Nike, for example, focuses on increasing value creation by leveraging its competencies in design
and marketing, confident in its manufacturers’ expertise to adjust product mixes as consumer
behavior evolves.
The digicorp builds on crowdsourcing, swarm intelligence, and artificial intelligence to tap the
collective insight developed in self organizing systems that are remotely executing, global,
always on, and endlessly configurable. It, in collaboration with partners, operates in the infinity
of cyberspace. Many of these agents were, just a generation earlier, far off the global grid. Now,
innovations enact a techno utopia that connects everyone to the “evolving nervous system of
civilization.” The digicorp, built to engage strategies that learn, evolve, and transform, has the
outlook and orientation to navigate the workplace of the future.
Make the Call
Indisputably, calling the MNE of the future is more speculation than stipulation. No matter the
standard that ultimately emerges, we expect it will showcase the historic markers of companies
that are built to last: a down to earth, pragmatic, committed to excellence framework run by
bright people who articulate an insightful vision, practical mission, and clever strategy that
changes the game. Still, we watch, tracking the contenders, waiting to see whose performance
ultimately sets the standard.
Questions?
1. You have a choice to work for a globally integrated enterprise, a metanational, a
glorecalized, a micro-multinational, or a digicorp. Which would you choose? Why?

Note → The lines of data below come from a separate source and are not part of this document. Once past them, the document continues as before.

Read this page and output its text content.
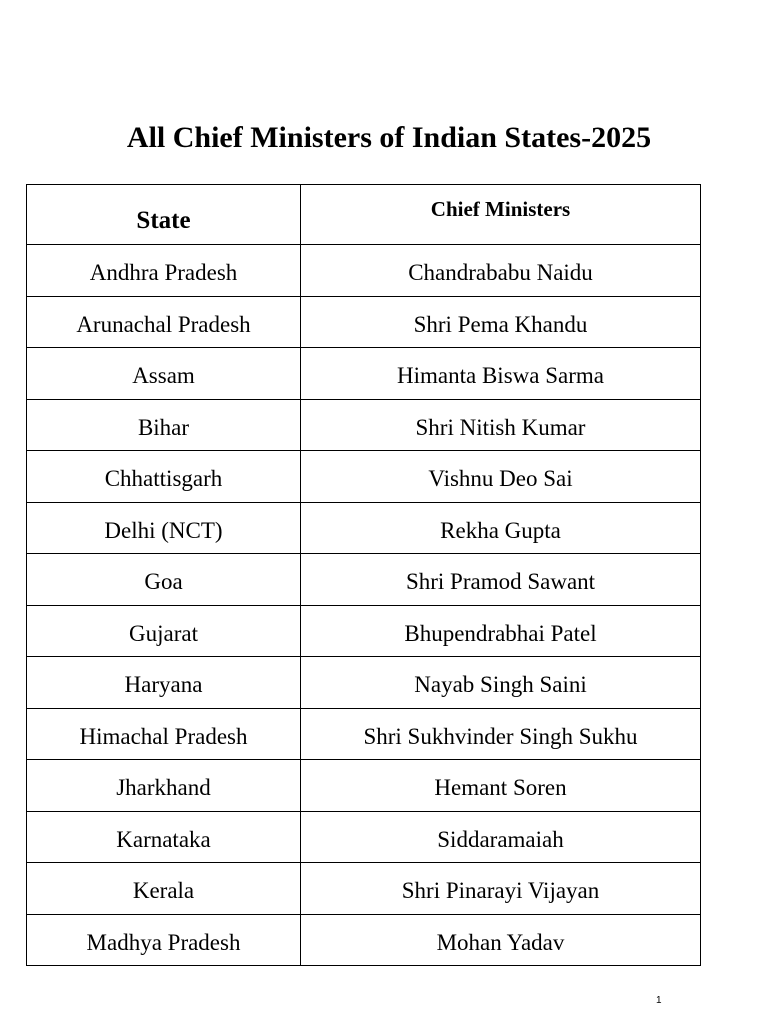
All Chief Ministers of Indian States-2025
State	Chief Ministers
Andhra Pradesh	Chandrababu Naidu
Arunachal Pradesh	Shri Pema Khandu
Assam	Himanta Biswa Sarma
Bihar	Shri Nitish Kumar
Chhattisgarh	Vishnu Deo Sai
Delhi (NCT)	Rekha Gupta
Goa	Shri Pramod Sawant
Gujarat	Bhupendrabhai Patel
Haryana	Nayab Singh Saini
Himachal Pradesh	Shri Sukhvinder Singh Sukhu
Jharkhand	Hemant Soren
Karnataka	Siddaramaiah
Kerala	Shri Pinarayi Vijayan
Madhya Pradesh	Mohan Yadav
1
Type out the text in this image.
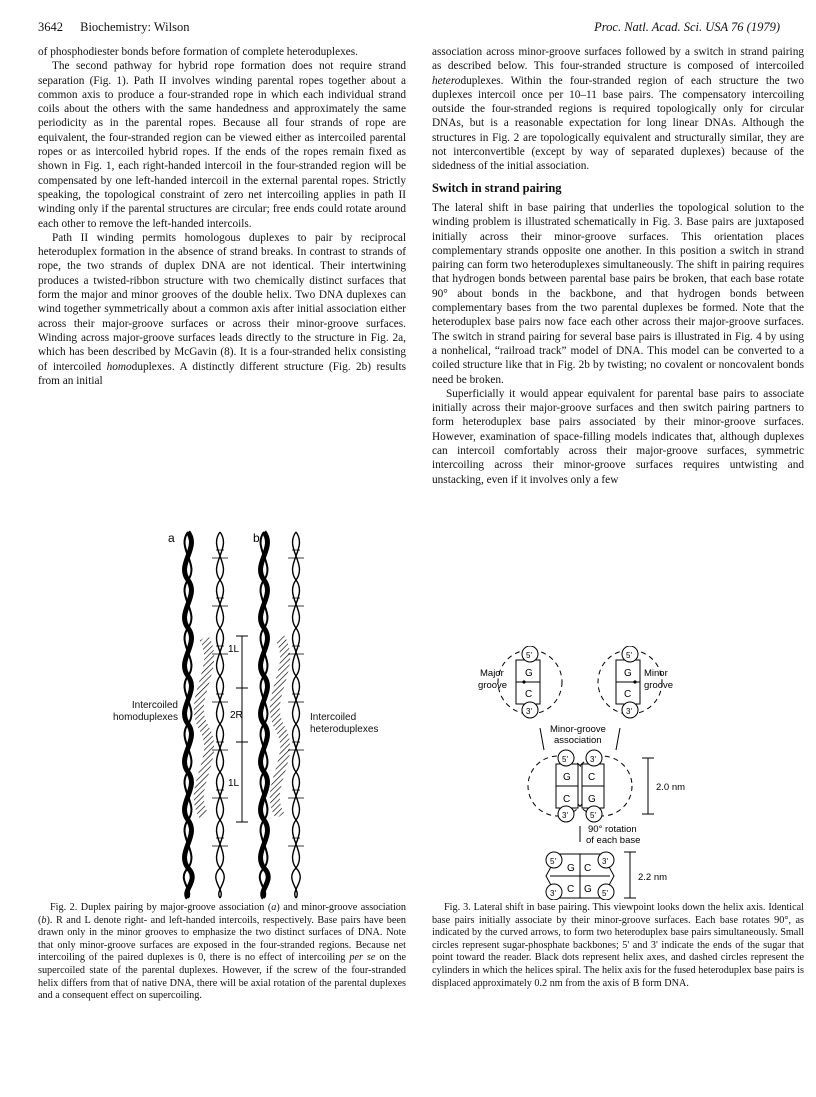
3642 Biochemistry: Wilson	Proc. Natl. Acad. Sci. USA 76 (1979)

of phosphodiester bonds before formation of complete heteroduplexes.

The second pathway for hybrid rope formation does not require strand separation (Fig. 1). Path II involves winding parental ropes together about a common axis to produce a four-stranded rope in which each individual strand coils about the others with the same handedness and approximately the same periodicity as in the parental ropes. Because all four strands of rope are equivalent, the four-stranded region can be viewed either as intercoiled parental ropes or as intercoiled hybrid ropes. If the ends of the ropes remain fixed as shown in Fig. 1, each right-handed intercoil in the four-stranded region will be compensated by one left-handed intercoil in the external parental ropes. Strictly speaking, the topological constraint of zero net intercoiling applies in path II winding only if the parental structures are circular; free ends could rotate around each other to remove the left-handed intercoils.

Path II winding permits homologous duplexes to pair by reciprocal heteroduplex formation in the absence of strand breaks. In contrast to strands of rope, the two strands of duplex DNA are not identical. Their intertwining produces a twisted-ribbon structure with two chemically distinct surfaces that form the major and minor grooves of the double helix. Two DNA duplexes can wind together symmetrically about a common axis after initial association either across their major-groove surfaces or across their minor-groove surfaces. Winding across major-groove surfaces leads directly to the structure in Fig. 2a, which has been described by McGavin (8). It is a four-stranded helix consisting of intercoiled homoduplexes. A distinctly different structure (Fig. 2b) results from an initial

association across minor-groove surfaces followed by a switch in strand pairing as described below. This four-stranded structure is composed of intercoiled heteroduplexes. Within the four-stranded region of each structure the two duplexes intercoil once per 10–11 base pairs. The compensatory intercoiling outside the four-stranded regions is required topologically only for circular DNAs, but is a reasonable expectation for long linear DNAs. Although the structures in Fig. 2 are topologically equivalent and structurally similar, they are not interconvertible (except by way of separated duplexes) because of the sidedness of the initial association.

Switch in strand pairing

The lateral shift in base pairing that underlies the topological solution to the winding problem is illustrated schematically in Fig. 3. Base pairs are juxtaposed initially across their minor-groove surfaces. This orientation places complementary strands opposite one another. In this position a switch in strand pairing can form two heteroduplexes simultaneously. The shift in pairing requires that hydrogen bonds between parental base pairs be broken, that each base rotate 90° about bonds in the backbone, and that hydrogen bonds between complementary bases from the two parental duplexes be formed. Note that the heteroduplex base pairs now face each other across their major-groove surfaces. The switch in strand pairing for several base pairs is illustrated in Fig. 4 by using a nonhelical, “railroad track” model of DNA. This model can be converted to a coiled structure like that in Fig. 2b by twisting; no covalent or noncovalent bonds need be broken.

Superficially it would appear equivalent for parental base pairs to associate initially across their major-groove surfaces and then switch pairing partners to form heteroduplex base pairs associated by their minor-groove surfaces. However, examination of space-filling models indicates that, although duplexes can intercoil comfortably across their major-groove surfaces, symmetric intercoiling across their minor-groove surfaces requires untwisting and unstacking, even if it involves only a few

a	b
1L
2R
1L
Intercoiled
homoduplexes	Intercoiled
heteroduplexes
5'
3'
G
C
5'
3'
G
C
Major
groove
Minor
groove
Minor-groove
association
5'
3'
3'
5'
G
C
C
G
2.0 nm
90° rotation
of each base
5'	3'
3'	5'
G C
C G
2.2 nm

Fig. 2. Duplex pairing by major-groove association (a) and minor-groove association (b). R and L denote right- and left-handed intercoils, respectively. Base pairs have been drawn only in the minor grooves to emphasize the two distinct surfaces of DNA. Note that only minor-groove surfaces are exposed in the four-stranded regions. Because net intercoiling of the paired duplexes is 0, there is no effect of intercoiling per se on the supercoiled state of the parental duplexes. However, if the screw of the four-stranded helix differs from that of native DNA, there will be axial rotation of the parental duplexes and a consequent effect on supercoiling.

Fig. 3. Lateral shift in base pairing. This viewpoint looks down the helix axis. Identical base pairs initially associate by their minor-groove surfaces. Each base rotates 90°, as indicated by the curved arrows, to form two heteroduplex base pairs simultaneously. Small circles represent sugar-phosphate backbones; 5' and 3' indicate the ends of the sugar that point toward the reader. Black dots represent helix axes, and dashed circles represent the cylinders in which the helices spiral. The helix axis for the fused heteroduplex base pairs is displaced approximately 0.2 nm from the axis of B form DNA.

2. Looking out over the next decade, estimate the likely standards of how the “typical”
MNE will create value. In your opinion, which form of MNE from this set seems best
positioned for this scenario? Why?
3. The MNE of the future, in whatever form it takes, will face pressures for global
integration and local responsiveness. In your opinion, which form of MNE from this set
seems best positioned to reconcile that challenge?